SuckingOnDiesel · 10/05/2019 21:14

Sorry, keep forgetting to bold quotes. Wine

OP posts:
ivegotthisyeah · 10/05/2019 21:15

Arh I love this! Ignore the others you sound switched on and 730 on a summers night isn't creepy Wink. I want to track him down for you Smileplease keep us posted 🥰🥰

Wannabeyorkshirelass · 10/05/2019 21:16

Flagged up on my 'uh oh, that's not ok' meter as well.

dayswithaY · 10/05/2019 21:16

Do you even know if he is single? Sounds like he was after one thing, prob gets loads of women like this. Sorry but there's red flags all over the place.

cakeandchampagne · 10/05/2019 21:17

He was good at connecting with you. And he had a golden opportunity (and the confidence) to give you a business card or simply write down his name & number, and suggest you call if you’d like to chat again/maybe go out sometime. But he didn’t.
Instead he simply showed outside your home at night.

He was too smooth in the beginning & too odd later.

SuckingOnDiesel · 10/05/2019 21:18

Or maybe we've seen things happen that make us sad and cynical and are thinking of a young mum with a young child in the house alone?

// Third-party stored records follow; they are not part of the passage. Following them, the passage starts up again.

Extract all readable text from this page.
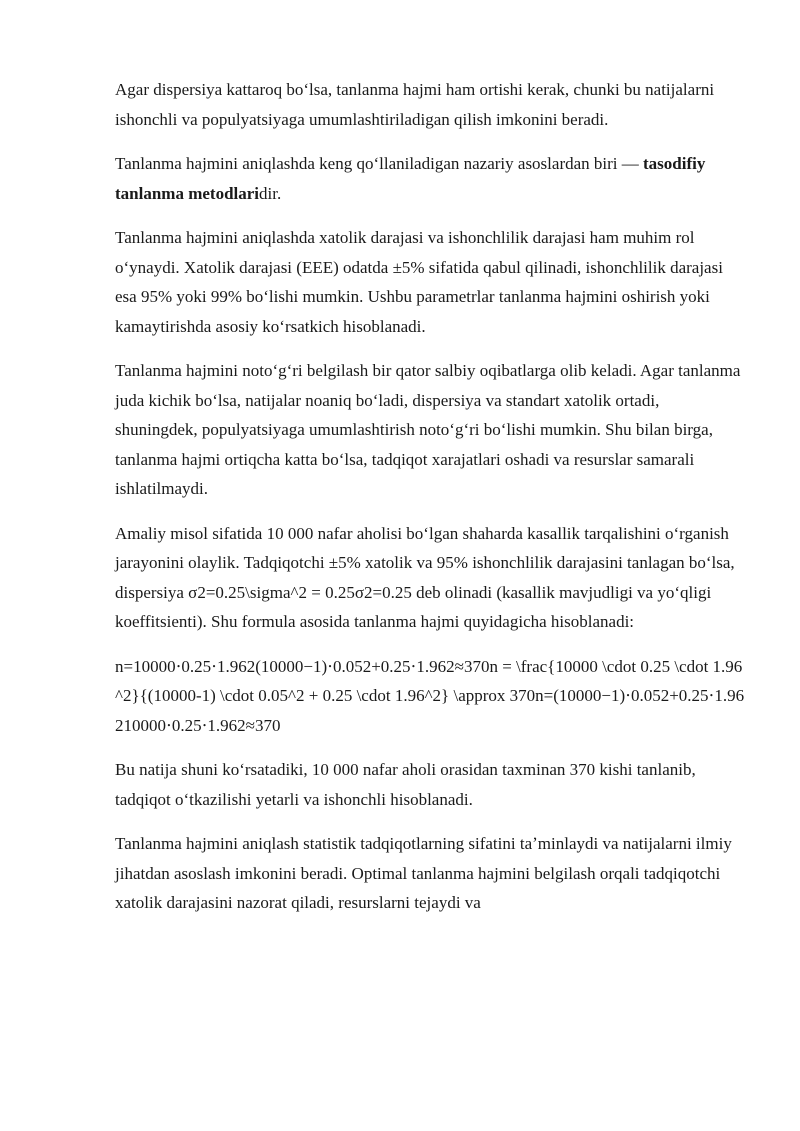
Agar dispersiya kattaroq boʻlsa, tanlanma hajmi ham ortishi kerak, chunki bu natijalarni ishonchli va populyatsiyaga umumlashtiriladigan qilish imkonini beradi.

Tanlanma hajmini aniqlashda keng qoʻllaniladigan nazariy asoslardan biri — tasodifiy tanlanma metodlaridir.

Tanlanma hajmini aniqlashda xatolik darajasi va ishonchlilik darajasi ham muhim rol oʻynaydi. Xatolik darajasi (EEE) odatda ±5% sifatida qabul qilinadi, ishonchlilik darajasi esa 95% yoki 99% boʻlishi mumkin. Ushbu parametrlar tanlanma hajmini oshirish yoki kamaytirishda asosiy koʻrsatkich hisoblanadi.

Tanlanma hajmini notoʻgʻri belgilash bir qator salbiy oqibatlarga olib keladi. Agar tanlanma juda kichik boʻlsa, natijalar noaniq boʻladi, dispersiya va standart xatolik ortadi, shuningdek, populyatsiyaga umumlashtirish notoʻgʻri boʻlishi mumkin. Shu bilan birga, tanlanma hajmi ortiqcha katta boʻlsa, tadqiqot xarajatlari oshadi va resurslar samarali ishlatilmaydi.

Amaliy misol sifatida 10 000 nafar aholisi boʻlgan shaharda kasallik tarqalishini oʻrganish jarayonini olaylik. Tadqiqotchi ±5% xatolik va 95% ishonchlilik darajasini tanlagan boʻlsa, dispersiya σ2=0.25\sigma^2 = 0.25σ2=0.25 deb olinadi (kasallik mavjudligi va yoʻqligi koeffitsienti). Shu formula asosida tanlanma hajmi quyidagicha hisoblanadi:

n=10000⋅0.25⋅1.962(10000−1)⋅0.052+0.25⋅1.962≈370n = \frac{10000 \cdot 0.25 \cdot 1.96^2}{(10000-1) \cdot 0.05^2 + 0.25 \cdot 1.96^2} \approx 370n=(10000−1)⋅0.052+0.25⋅1.96210000⋅0.25⋅1.962≈370

Bu natija shuni koʻrsatadiki, 10 000 nafar aholi orasidan taxminan 370 kishi tanlanib, tadqiqot oʻtkazilishi yetarli va ishonchli hisoblanadi.

Tanlanma hajmini aniqlash statistik tadqiqotlarning sifatini taʼminlaydi va natijalarni ilmiy jihatdan asoslash imkonini beradi. Optimal tanlanma hajmini belgilash orqali tadqiqotchi xatolik darajasini nazorat qiladi, resurslarni tejaydi va
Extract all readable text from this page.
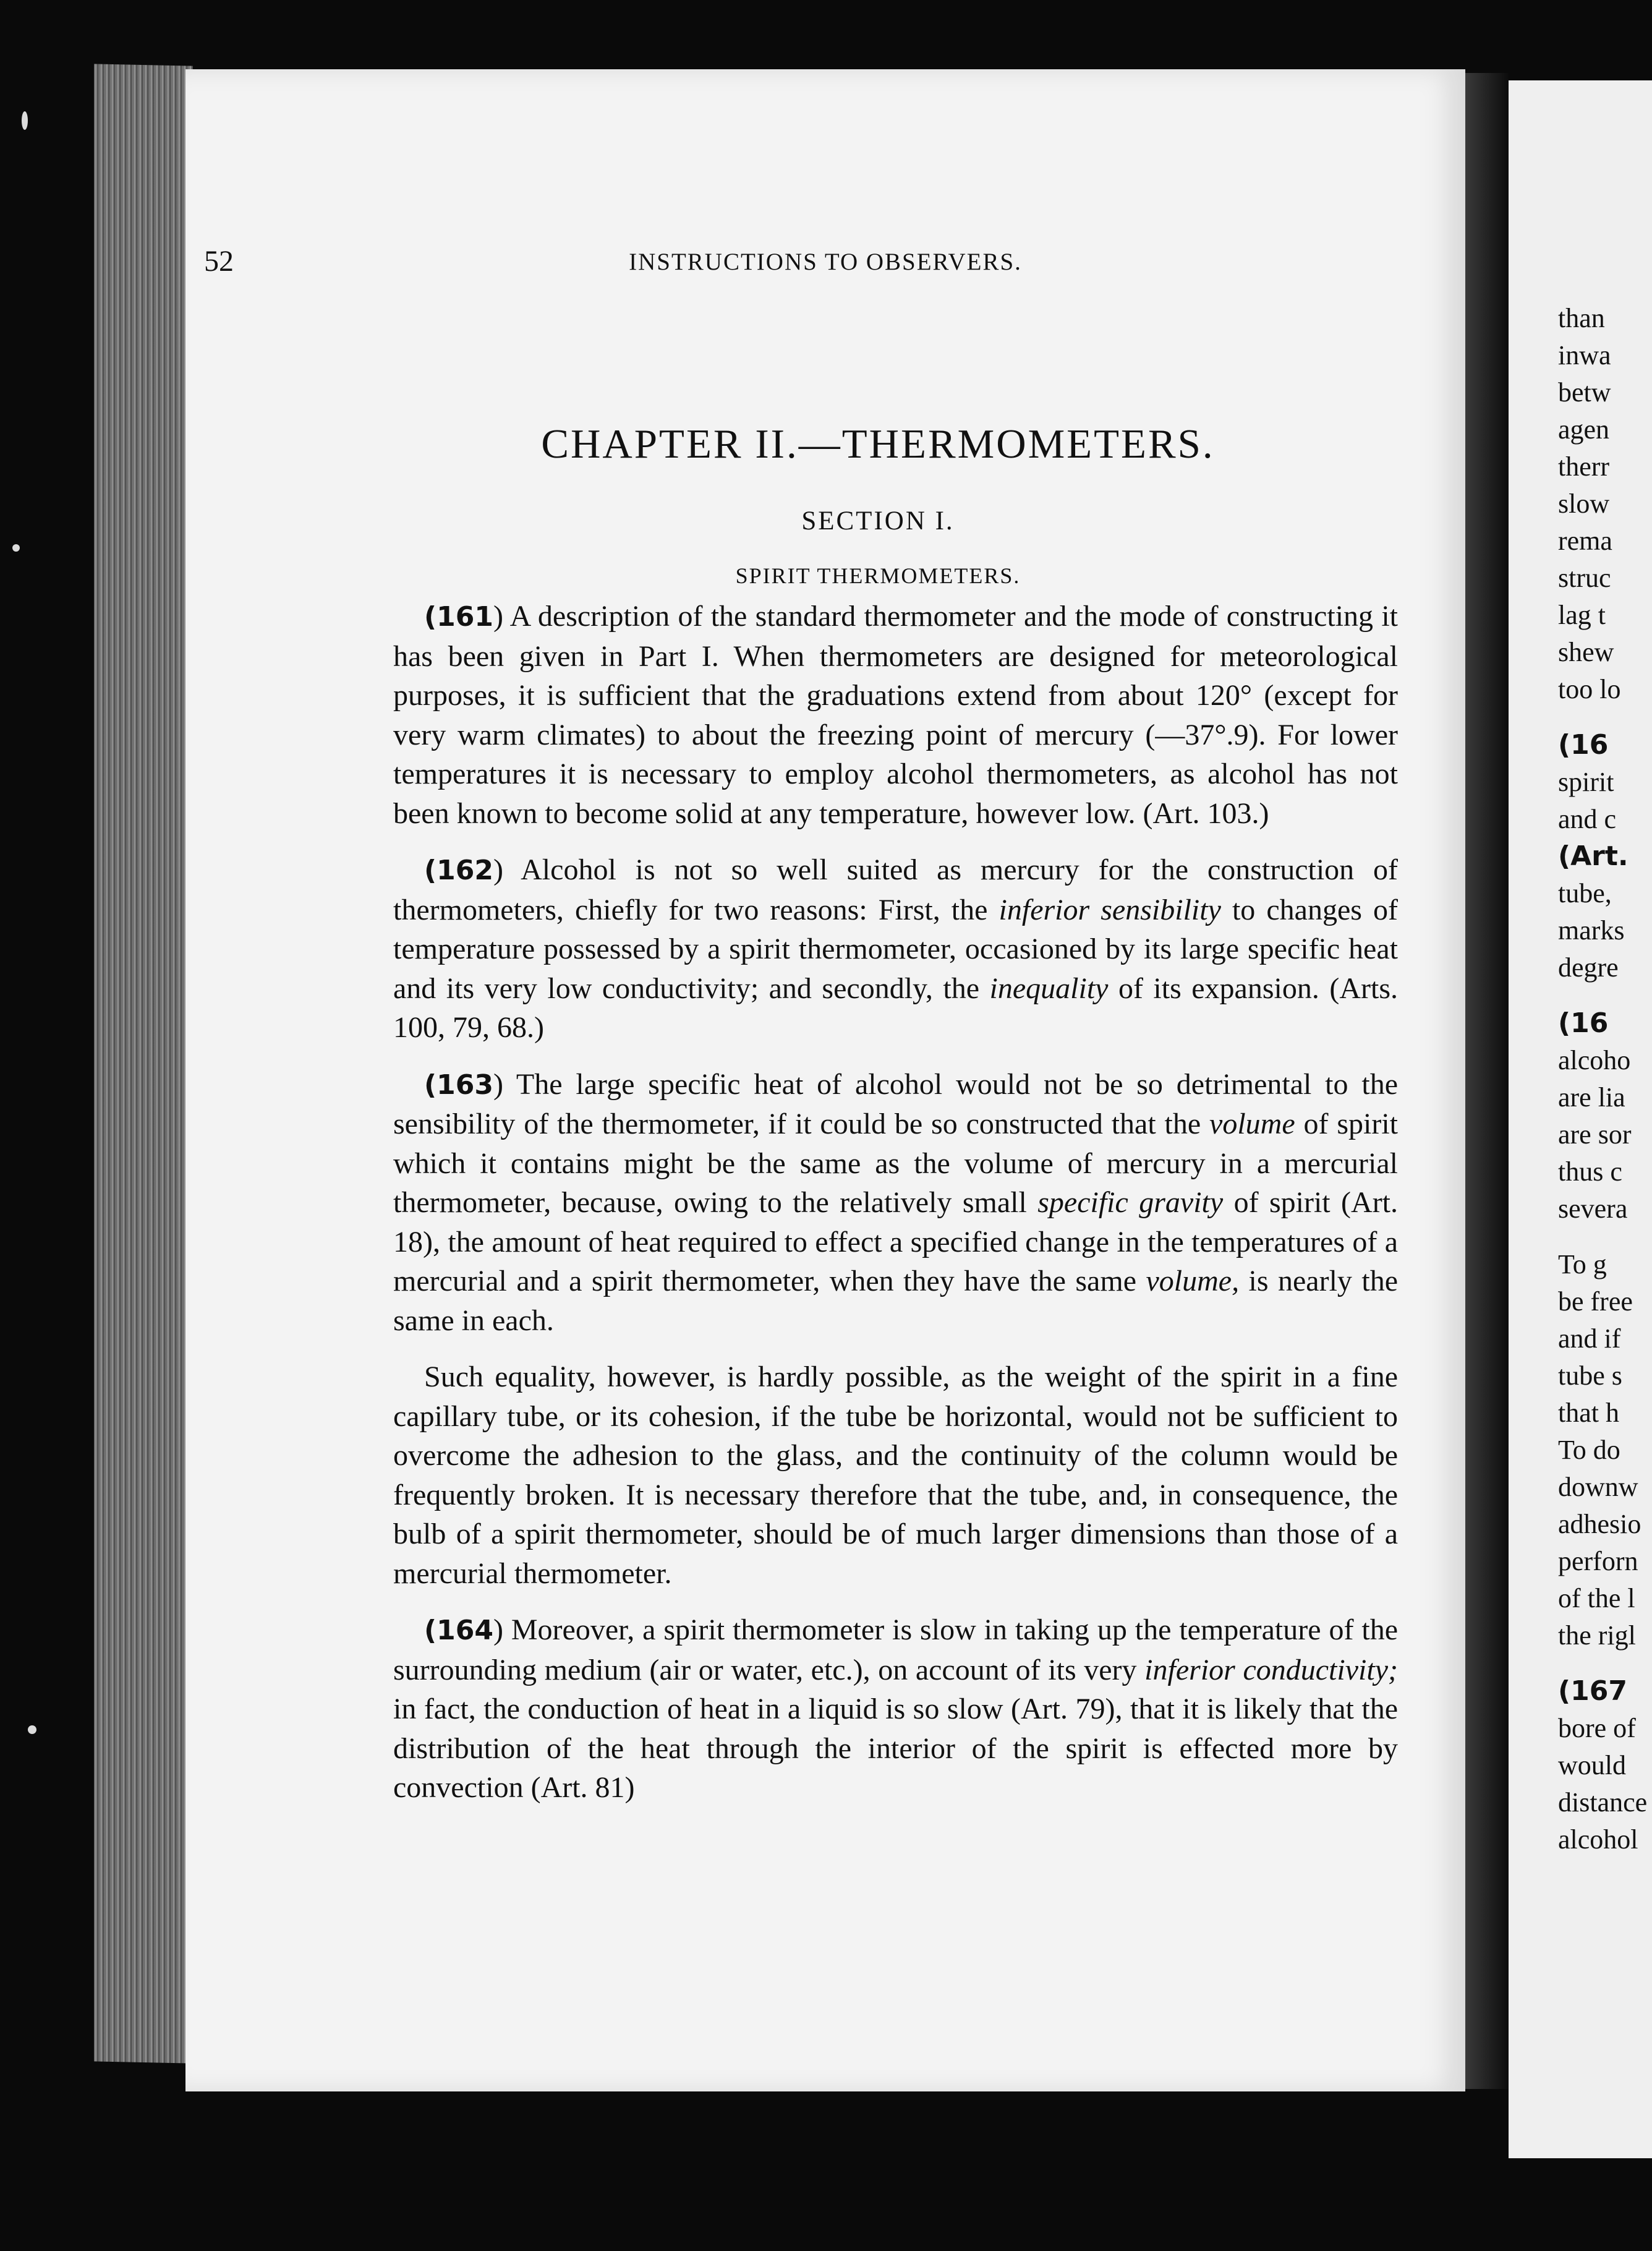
52	INSTRUCTIONS TO OBSERVERS.
CHAPTER II.—THERMOMETERS.
SECTION I.
SPIRIT THERMOMETERS.

(161) A description of the standard thermometer and the mode of constructing it has been given in Part I. When thermometers are designed for meteorological purposes, it is sufficient that the graduations extend from about 120° (except for very warm climates) to about the freezing point of mercury (—37°.9). For lower temperatures it is necessary to employ alcohol thermometers, as alcohol has not been known to become solid at any temperature, however low. (Art. 103.)

(162) Alcohol is not so well suited as mercury for the construction of thermometers, chiefly for two reasons: First, the inferior sensibility to changes of temperature possessed by a spirit thermometer, occasioned by its large specific heat and its very low conductivity; and secondly, the inequality of its expansion. (Arts. 100, 79, 68.)

(163) The large specific heat of alcohol would not be so detrimental to the sensibility of the thermometer, if it could be so constructed that the volume of spirit which it contains might be the same as the volume of mercury in a mercurial thermometer, because, owing to the relatively small specific gravity of spirit (Art. 18), the amount of heat required to effect a specified change in the temperatures of a mercurial and a spirit thermometer, when they have the same volume, is nearly the same in each.

Such equality, however, is hardly possible, as the weight of the spirit in a fine capillary tube, or its cohesion, if the tube be horizontal, would not be sufficient to overcome the adhesion to the glass, and the continuity of the column would be frequently broken. It is necessary therefore that the tube, and, in consequence, the bulb of a spirit thermometer, should be of much larger dimensions than those of a mercurial thermometer.

(164) Moreover, a spirit thermometer is slow in taking up the temperature of the surrounding medium (air or water, etc.), on account of its very inferior conductivity; in fact, the conduction of heat in a liquid is so slow (Art. 79), that it is likely that the distribution of the heat through the interior of the spirit is effected more by convection (Art. 81)

than
inwa
betw
agen
therr
slow
rema
struc
lag t
shew
too lo
(16
spirit
and c
(Art.
tube,
marks
degre
(16
alcoho
are lia
are sor
thus c
severa
To g
be free
and if
tube s
that h
To do
downw
adhesio
perforn
of the l
the rigl
(167
bore of
would
distance
alcohol
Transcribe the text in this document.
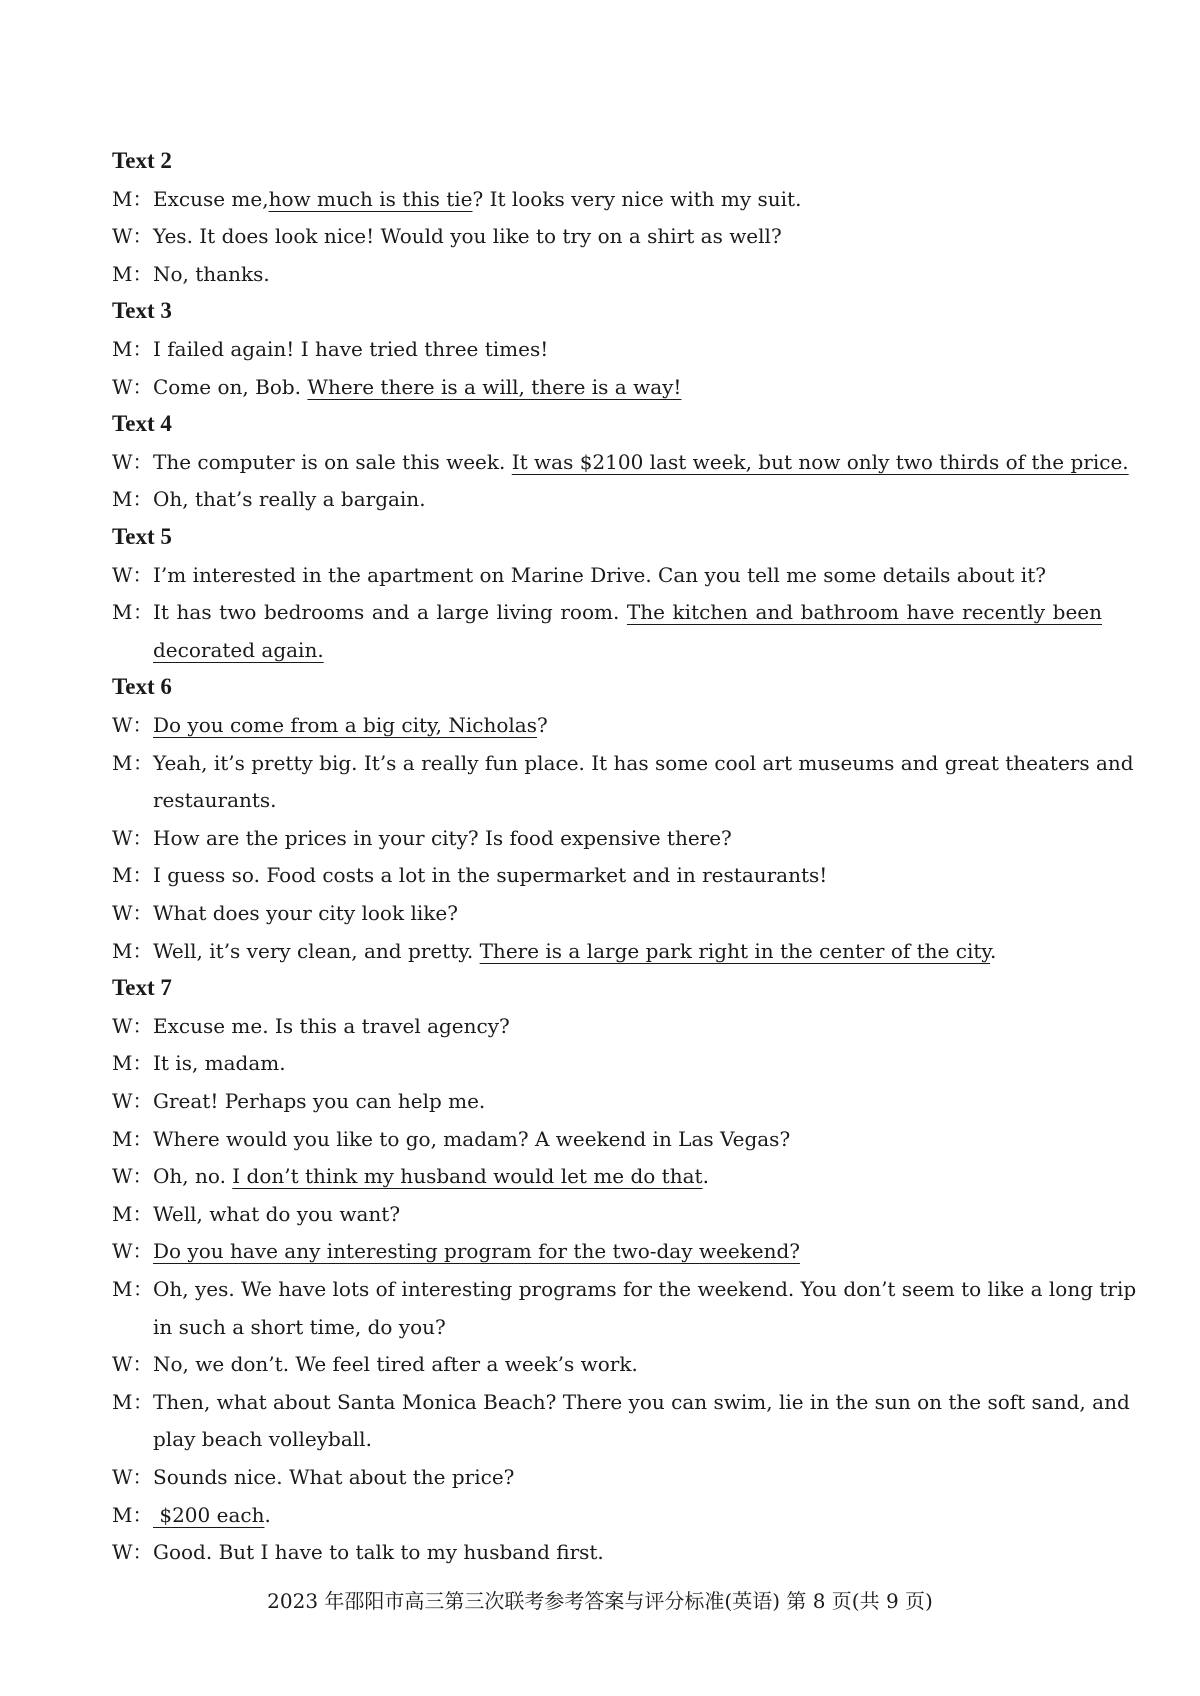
Text 2
M：Excuse me,how much is this tie? It looks very nice with my suit.
W：Yes. It does look nice! Would you like to try on a shirt as well?
M：No, thanks.
Text 3
M：I failed again! I have tried three times!
W：Come on, Bob. Where there is a will, there is a way!
Text 4
W：The computer is on sale this week. It was $2100 last week, but now only two thirds of the price.
M：Oh, that’s really a bargain.
Text 5
W：I’m interested in the apartment on Marine Drive. Can you tell me some details about it?
M：It has two bedrooms and a large living room. The kitchen and bathroom have recently been
decorated again.
Text 6
W：Do you come from a big city, Nicholas?
M：Yeah, it’s pretty big. It’s a really fun place. It has some cool art museums and great theaters and
restaurants.
W：How are the prices in your city? Is food expensive there?
M：I guess so. Food costs a lot in the supermarket and in restaurants!
W：What does your city look like?
M：Well, it’s very clean, and pretty. There is a large park right in the center of the city.
Text 7
W：Excuse me. Is this a travel agency?
M：It is, madam.
W：Great! Perhaps you can help me.
M：Where would you like to go, madam? A weekend in Las Vegas?
W：Oh, no. I don’t think my husband would let me do that.
M：Well, what do you want?
W：Do you have any interesting program for the two-day weekend?
M：Oh, yes. We have lots of interesting programs for the weekend. You don’t seem to like a long trip
in such a short time, do you?
W：No, we don’t. We feel tired after a week’s work.
M：Then, what about Santa Monica Beach? There you can swim, lie in the sun on the soft sand, and
play beach volleyball.
W：Sounds nice. What about the price?
M： $200 each.
W：Good. But I have to talk to my husband first.
2023 年邵阳市高三第三次联考参考答案与评分标准(英语) 第 8 页(共 9 页)
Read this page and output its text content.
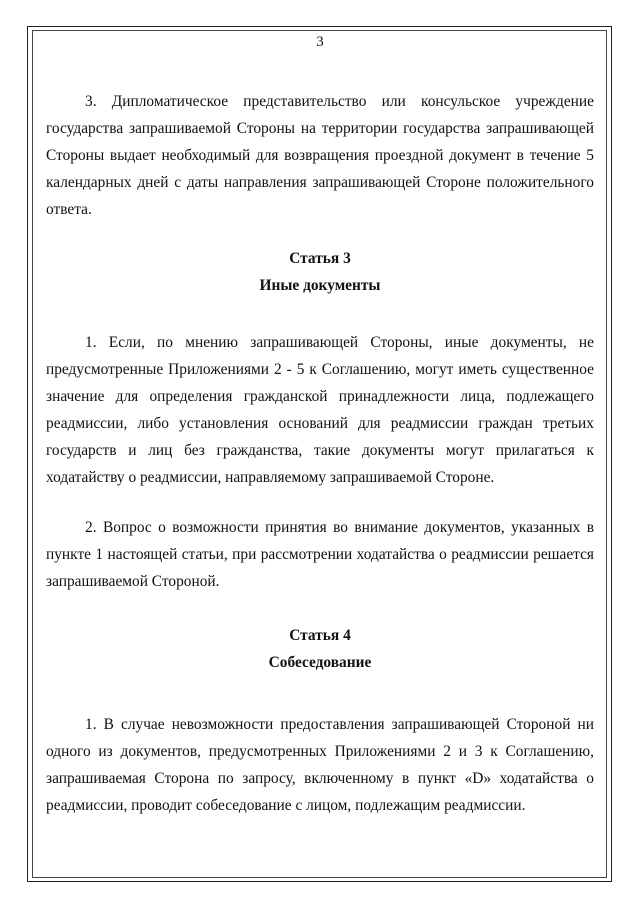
3

3. Дипломатическое представительство или консульское учреждение государства запрашиваемой Стороны на территории государства запрашивающей Стороны выдает необходимый для возвращения проездной документ в течение 5 календарных дней с даты направления запрашивающей Стороне положительного ответа.

Статья 3

Иные документы

1. Если, по мнению запрашивающей Стороны, иные документы, не предусмотренные Приложениями 2 - 5 к Соглашению, могут иметь существенное значение для определения гражданской принадлежности лица, подлежащего реадмиссии, либо установления оснований для реадмиссии граждан третьих государств и лиц без гражданства, такие документы могут прилагаться к ходатайству о реадмиссии, направляемому запрашиваемой Стороне.

2. Вопрос о возможности принятия во внимание документов, указанных в пункте 1 настоящей статьи, при рассмотрении ходатайства о реадмиссии решается запрашиваемой Стороной.

Статья 4

Собеседование

1. В случае невозможности предоставления запрашивающей Стороной ни одного из документов, предусмотренных Приложениями 2 и 3 к Соглашению, запрашиваемая Сторона по запросу, включенному в пункт «D» ходатайства о реадмиссии, проводит собеседование с лицом, подлежащим реадмиссии.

I'm not alone! My 18 stone 6ft 3 dad is in a room literally 15 steps away, which came up in conversation, so he's well aware. Sorry but I just find it a bit offensive for people to think I'd ever put my DD at risk by letting some random man in our house at night whilst we were here alone. When I keep mentioning my dad being here.

I had to get a restraining order from her dad, get my letterbox boarded up, got extra fire alarms all over the house. Couldn't open any windows ever. My phone number and address have markers on with the police. Scariest time of my life. I'd never put her at risk.

OP posts:
TheInvestigator · 10/05/2019 21:18

OP, this is mumsnet. On mumsnet, nobody ever answers their door. They don't let their teenage kids go for a walk in local woodland and they go 'no contact' if their mother in law looks at them funny.

You really don't get normal, real world advice here. Not for something like this.

Popping round to yours at 7.30 isn't com I f over at night. In my house, 7.30 is dinner time. It's no where near "late". And as an emergency gas engineer, he had probably finished his last job of the day and popped over to speak with you and get your number. Nothing nefarious about it. Now, of course there is always the chance that a man is dodgy whether you meet him in the pub, online or via a meet-cute like this. There is no way to ever be certain other than getting to know them and running for the hills if they display worrying signs.

If I were you, I would have answered the door. Especially if my dad was upstairs! You were safe. But you say you looked a bit messy so I can understand why you hid instead!! If he pops round again, just talk to him! See where it goes. Good luck!